To ensure secure and dependable mobility in environments shared by humans and robots, social navigation robots should possess the capability to accurately perceive and predict the trajectories of nearby pedestrians. In this paper, we present a novel dataset of pedestrian trajectories, referred to as Social Interactive Trajectory (SiT) dataset, which can be used to train pedestrian detection, tracking, and trajectory prediction models needed to design social navigation robots. Our dataset includes sequential raw data captured by two 3D LiDARs and five cameras covering a 360-degree view, two IMU sensors, and RTK, as well as annotations including 2D & 3D boxes, object classes, and object IDs. Thus far, various human trajectory datasets have been introduced to support the development of pedestrian motion forecasting models. Our SiT dataset differs from these datasets in the following two respects.
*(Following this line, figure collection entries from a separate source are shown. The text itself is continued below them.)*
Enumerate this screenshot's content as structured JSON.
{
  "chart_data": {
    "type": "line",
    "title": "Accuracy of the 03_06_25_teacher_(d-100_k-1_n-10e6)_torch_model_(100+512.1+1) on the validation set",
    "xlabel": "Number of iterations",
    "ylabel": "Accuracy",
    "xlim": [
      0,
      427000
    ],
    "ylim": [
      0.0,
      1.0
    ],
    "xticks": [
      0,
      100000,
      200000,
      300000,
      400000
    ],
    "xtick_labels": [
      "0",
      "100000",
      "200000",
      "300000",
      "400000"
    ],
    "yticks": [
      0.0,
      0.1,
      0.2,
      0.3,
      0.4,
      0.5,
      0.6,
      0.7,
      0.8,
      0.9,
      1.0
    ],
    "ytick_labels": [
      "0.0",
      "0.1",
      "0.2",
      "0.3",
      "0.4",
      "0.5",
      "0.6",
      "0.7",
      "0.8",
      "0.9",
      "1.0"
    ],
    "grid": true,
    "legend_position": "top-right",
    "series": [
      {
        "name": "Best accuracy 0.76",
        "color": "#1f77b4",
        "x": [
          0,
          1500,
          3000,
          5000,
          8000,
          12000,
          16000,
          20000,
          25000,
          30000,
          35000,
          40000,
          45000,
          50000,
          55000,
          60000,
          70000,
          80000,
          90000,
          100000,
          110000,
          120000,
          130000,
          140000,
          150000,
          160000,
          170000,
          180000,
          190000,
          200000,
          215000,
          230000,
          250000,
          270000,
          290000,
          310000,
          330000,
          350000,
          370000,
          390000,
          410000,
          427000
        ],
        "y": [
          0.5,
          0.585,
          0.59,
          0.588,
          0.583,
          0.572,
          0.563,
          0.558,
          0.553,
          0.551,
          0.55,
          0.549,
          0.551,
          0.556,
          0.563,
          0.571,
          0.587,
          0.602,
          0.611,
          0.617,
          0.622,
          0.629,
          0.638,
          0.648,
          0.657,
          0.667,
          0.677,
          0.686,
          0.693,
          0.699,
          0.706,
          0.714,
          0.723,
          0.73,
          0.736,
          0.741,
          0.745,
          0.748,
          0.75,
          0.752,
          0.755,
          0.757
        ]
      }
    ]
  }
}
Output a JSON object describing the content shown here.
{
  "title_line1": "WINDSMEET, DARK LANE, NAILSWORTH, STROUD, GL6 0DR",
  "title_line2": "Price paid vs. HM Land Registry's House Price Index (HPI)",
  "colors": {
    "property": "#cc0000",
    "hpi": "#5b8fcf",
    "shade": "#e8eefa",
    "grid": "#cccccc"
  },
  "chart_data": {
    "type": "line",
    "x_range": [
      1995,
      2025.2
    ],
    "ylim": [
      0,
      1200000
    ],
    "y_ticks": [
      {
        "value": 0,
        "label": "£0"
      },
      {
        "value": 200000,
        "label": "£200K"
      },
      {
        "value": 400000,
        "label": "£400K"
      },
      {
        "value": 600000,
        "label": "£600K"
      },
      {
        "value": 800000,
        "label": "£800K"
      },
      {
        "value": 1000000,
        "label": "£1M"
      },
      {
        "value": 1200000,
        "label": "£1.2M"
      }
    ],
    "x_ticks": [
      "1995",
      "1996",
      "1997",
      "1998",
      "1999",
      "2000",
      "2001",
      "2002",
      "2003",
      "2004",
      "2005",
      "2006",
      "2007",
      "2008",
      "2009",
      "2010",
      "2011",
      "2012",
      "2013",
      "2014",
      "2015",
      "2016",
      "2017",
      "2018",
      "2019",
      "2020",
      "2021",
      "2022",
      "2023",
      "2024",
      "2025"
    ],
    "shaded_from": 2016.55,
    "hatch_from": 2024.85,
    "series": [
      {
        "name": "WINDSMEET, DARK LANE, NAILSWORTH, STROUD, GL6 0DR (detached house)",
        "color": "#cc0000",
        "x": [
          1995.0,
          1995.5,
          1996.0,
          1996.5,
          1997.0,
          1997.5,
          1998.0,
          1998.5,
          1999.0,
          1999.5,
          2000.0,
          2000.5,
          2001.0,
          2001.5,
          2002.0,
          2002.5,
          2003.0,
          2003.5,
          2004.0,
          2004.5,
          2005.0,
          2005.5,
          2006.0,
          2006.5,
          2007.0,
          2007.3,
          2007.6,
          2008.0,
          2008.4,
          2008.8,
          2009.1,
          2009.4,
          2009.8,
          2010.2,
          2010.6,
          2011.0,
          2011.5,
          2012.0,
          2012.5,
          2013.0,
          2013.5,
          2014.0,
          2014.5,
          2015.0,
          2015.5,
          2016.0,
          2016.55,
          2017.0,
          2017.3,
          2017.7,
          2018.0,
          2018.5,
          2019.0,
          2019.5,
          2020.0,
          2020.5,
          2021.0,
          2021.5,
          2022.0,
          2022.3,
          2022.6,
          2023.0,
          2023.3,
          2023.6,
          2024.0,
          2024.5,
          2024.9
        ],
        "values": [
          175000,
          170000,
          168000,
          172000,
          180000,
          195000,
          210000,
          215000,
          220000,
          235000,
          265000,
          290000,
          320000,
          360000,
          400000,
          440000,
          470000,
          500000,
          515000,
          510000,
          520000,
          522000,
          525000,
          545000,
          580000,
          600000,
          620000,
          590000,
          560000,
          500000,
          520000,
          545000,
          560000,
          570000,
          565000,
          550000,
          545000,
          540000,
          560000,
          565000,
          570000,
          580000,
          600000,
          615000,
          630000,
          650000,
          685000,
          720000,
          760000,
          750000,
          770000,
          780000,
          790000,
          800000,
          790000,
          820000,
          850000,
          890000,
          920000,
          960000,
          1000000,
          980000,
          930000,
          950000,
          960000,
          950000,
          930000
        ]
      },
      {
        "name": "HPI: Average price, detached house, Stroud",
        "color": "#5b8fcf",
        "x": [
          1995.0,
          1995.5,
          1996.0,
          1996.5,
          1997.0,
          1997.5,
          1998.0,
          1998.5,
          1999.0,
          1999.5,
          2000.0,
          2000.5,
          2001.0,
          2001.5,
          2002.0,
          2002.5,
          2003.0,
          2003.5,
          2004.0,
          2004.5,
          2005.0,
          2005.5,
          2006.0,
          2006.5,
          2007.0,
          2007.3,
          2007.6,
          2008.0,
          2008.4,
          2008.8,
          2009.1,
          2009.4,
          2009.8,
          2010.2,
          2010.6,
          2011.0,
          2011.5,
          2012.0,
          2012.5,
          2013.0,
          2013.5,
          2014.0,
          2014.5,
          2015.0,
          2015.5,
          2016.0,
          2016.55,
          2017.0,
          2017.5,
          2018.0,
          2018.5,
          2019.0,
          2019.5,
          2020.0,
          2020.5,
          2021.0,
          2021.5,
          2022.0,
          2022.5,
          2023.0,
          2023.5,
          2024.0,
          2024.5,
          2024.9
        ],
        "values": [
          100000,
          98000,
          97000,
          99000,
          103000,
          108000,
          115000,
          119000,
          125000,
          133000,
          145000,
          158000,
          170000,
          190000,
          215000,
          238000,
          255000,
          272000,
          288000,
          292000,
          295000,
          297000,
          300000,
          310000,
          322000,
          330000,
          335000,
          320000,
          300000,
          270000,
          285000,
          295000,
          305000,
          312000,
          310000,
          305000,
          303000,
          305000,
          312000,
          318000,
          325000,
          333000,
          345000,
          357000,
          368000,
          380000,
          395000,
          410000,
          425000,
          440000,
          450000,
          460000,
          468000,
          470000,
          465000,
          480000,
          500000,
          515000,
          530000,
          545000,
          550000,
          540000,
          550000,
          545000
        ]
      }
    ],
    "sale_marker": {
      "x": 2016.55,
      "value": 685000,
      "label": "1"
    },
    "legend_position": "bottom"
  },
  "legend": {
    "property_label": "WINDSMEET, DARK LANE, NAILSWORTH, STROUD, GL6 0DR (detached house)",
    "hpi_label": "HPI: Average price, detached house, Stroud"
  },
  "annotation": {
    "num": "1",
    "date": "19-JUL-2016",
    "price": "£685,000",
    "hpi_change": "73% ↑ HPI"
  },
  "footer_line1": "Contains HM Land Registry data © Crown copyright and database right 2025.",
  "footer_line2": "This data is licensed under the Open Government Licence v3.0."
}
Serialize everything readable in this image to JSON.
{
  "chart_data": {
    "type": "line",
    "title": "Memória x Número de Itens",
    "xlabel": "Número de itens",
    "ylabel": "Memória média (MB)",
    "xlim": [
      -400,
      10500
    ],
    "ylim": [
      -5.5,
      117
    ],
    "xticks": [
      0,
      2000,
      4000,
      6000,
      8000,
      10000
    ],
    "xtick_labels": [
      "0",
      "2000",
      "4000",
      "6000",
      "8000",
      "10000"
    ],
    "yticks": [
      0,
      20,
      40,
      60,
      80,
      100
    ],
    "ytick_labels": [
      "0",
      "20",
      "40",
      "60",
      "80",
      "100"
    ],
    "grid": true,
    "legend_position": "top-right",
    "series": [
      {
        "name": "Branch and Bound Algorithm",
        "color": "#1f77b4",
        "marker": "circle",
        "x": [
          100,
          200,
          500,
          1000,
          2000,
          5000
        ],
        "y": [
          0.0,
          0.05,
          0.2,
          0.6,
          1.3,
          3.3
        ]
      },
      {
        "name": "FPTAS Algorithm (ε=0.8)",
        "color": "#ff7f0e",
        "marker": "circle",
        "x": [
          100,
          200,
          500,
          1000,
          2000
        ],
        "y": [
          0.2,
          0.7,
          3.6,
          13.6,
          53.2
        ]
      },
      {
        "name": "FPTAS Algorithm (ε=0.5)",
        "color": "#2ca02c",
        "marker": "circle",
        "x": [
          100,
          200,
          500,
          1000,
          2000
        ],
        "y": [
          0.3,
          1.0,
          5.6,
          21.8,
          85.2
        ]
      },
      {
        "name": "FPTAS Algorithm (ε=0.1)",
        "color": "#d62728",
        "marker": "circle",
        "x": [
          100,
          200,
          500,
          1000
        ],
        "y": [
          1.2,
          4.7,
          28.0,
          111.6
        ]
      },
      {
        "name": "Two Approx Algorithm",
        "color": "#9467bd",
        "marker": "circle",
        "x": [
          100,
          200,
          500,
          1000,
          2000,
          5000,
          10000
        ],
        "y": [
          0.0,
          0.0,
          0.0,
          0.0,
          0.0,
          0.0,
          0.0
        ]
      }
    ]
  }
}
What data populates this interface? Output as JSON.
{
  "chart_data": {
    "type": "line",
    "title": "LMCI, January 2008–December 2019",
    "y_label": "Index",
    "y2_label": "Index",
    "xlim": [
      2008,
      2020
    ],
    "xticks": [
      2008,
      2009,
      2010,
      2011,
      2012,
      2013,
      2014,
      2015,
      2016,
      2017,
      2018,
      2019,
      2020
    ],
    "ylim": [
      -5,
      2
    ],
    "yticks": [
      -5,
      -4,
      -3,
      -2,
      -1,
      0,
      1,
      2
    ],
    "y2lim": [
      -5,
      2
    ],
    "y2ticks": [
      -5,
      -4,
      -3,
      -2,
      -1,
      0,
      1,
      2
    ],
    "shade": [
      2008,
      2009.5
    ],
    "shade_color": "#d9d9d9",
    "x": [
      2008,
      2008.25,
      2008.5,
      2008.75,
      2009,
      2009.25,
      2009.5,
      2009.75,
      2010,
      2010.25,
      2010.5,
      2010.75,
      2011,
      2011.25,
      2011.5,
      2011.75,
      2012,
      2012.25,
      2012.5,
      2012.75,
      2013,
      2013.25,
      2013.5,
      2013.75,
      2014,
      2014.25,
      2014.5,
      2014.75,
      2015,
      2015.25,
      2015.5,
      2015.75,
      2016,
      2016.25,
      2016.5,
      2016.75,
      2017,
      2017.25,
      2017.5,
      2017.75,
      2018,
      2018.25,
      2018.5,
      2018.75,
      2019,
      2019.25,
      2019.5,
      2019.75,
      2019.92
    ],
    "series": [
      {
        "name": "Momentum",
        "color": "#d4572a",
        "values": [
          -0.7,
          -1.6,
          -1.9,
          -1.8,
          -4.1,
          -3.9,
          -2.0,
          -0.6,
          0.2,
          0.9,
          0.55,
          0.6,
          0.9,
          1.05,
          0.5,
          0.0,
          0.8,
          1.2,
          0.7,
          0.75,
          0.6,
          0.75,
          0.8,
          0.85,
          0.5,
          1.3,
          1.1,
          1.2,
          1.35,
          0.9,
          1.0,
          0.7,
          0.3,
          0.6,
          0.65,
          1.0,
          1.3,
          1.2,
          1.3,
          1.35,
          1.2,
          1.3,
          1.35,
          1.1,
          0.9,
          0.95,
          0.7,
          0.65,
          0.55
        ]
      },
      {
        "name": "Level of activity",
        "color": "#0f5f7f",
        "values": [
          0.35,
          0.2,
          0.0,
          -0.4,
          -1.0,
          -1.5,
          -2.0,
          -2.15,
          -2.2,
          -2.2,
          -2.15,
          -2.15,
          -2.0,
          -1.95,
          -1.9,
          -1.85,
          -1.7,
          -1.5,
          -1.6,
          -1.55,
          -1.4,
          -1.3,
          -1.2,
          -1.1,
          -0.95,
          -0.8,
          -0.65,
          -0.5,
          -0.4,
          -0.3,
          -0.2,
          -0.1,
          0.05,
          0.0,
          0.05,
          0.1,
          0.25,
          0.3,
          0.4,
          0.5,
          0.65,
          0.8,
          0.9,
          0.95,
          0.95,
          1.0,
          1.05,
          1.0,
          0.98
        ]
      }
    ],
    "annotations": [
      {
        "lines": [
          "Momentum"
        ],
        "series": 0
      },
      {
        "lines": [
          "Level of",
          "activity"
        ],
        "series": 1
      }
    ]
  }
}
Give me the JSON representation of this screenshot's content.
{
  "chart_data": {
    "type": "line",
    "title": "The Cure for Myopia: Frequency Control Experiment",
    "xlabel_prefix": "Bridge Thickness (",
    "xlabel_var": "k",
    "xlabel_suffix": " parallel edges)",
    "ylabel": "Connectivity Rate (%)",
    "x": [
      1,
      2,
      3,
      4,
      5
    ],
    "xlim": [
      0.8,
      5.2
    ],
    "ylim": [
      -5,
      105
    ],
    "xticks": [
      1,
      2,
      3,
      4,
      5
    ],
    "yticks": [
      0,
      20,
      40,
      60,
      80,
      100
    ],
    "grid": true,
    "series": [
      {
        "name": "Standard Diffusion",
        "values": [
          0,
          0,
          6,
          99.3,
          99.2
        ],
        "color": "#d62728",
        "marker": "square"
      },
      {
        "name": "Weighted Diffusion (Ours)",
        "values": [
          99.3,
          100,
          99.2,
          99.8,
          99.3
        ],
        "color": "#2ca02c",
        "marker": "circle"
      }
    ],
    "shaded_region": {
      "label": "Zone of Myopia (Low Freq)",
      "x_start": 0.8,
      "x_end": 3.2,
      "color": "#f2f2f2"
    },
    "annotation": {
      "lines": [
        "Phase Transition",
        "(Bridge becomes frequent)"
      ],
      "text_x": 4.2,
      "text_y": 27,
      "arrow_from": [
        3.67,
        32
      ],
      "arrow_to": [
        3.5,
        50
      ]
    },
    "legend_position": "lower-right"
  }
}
First, whereas the pedestrian trajectory data in other datasets was obtained from static scenes, our data was collected while the robot navigates in a crowded environment, capturing human-robot interactive scenarios in motion. Second, our dataset has been carefully organized to facilitate training and evaluation of end-to-end prediction models encompassing 3D detection, 3D multi-object tracking, and trajectory prediction. This design allows for an end-to-end unified modular approach across different tasks. We have introduced a comprehensive benchmark for assessing models across all aforementioned tasks, and have showcased the performance of multiple baseline models as part of our evaluation. Our dataset provides a strong foundation for future research in pedestrian trajectory prediction, which could expedite the development of safe and agile social navigation robots.

Outdoor

Three-way Intersection

Indoor

Hallway
Cafe Street
Lobby



Robot setup

Interpolation end reference image.


We remotely operated Clearpath's Husky UGV platform to collect different scenes of robot driving data. The robot has four large wheels that allow it to operate in a variety of environments. As shown in figure, the robot was equipped with the following sensors:

  • 2 x Velodyne VLP-16 rotating 3D LiDARs with 16 channels, 0.09 degree angular resolution, 30 degree vertical field of view, 2 cm distance accuracy, a point cloud rate of approximately 1.3 million points per second, and both operating at 10 Hz.
  • 5 x Basler a2A1920-51gc PRO GigE cameras capturing images at a high resolution of 1920 x 1200, a field of view of 79 degree (vertical) x 54.3 degree (horizontal), and covering the entire 360-degree area at 10 Hz.
  • 1 x MTi-680G IMU & RTK offering position and orientation and global positioning data at 20 Hz in 10 mm +1 ppm CEP, 0.5 degree RMS error of yaw, and 0.2 degree RMS error of roll, pitch.
  • 1 x VectorNav VN-100 IMU providing position and orientation at 200 Hz with degree RMS error of pitch and roll, and 2.0 degree RMS error of yaw.




Semantic Map


Using scene context information has been proven beneficial in enhancing trajectory prediction models. To facilitate this, the SiT dataset offers multi-layered semantic maps that encompass a wide range of scene information. The semantic maps are generated through a two-step process. Initially, point cloud maps are constructed, followed by manual segmentation using the ASSURE mapping. We provide multi-layered semantic maps in PNG and Json formats.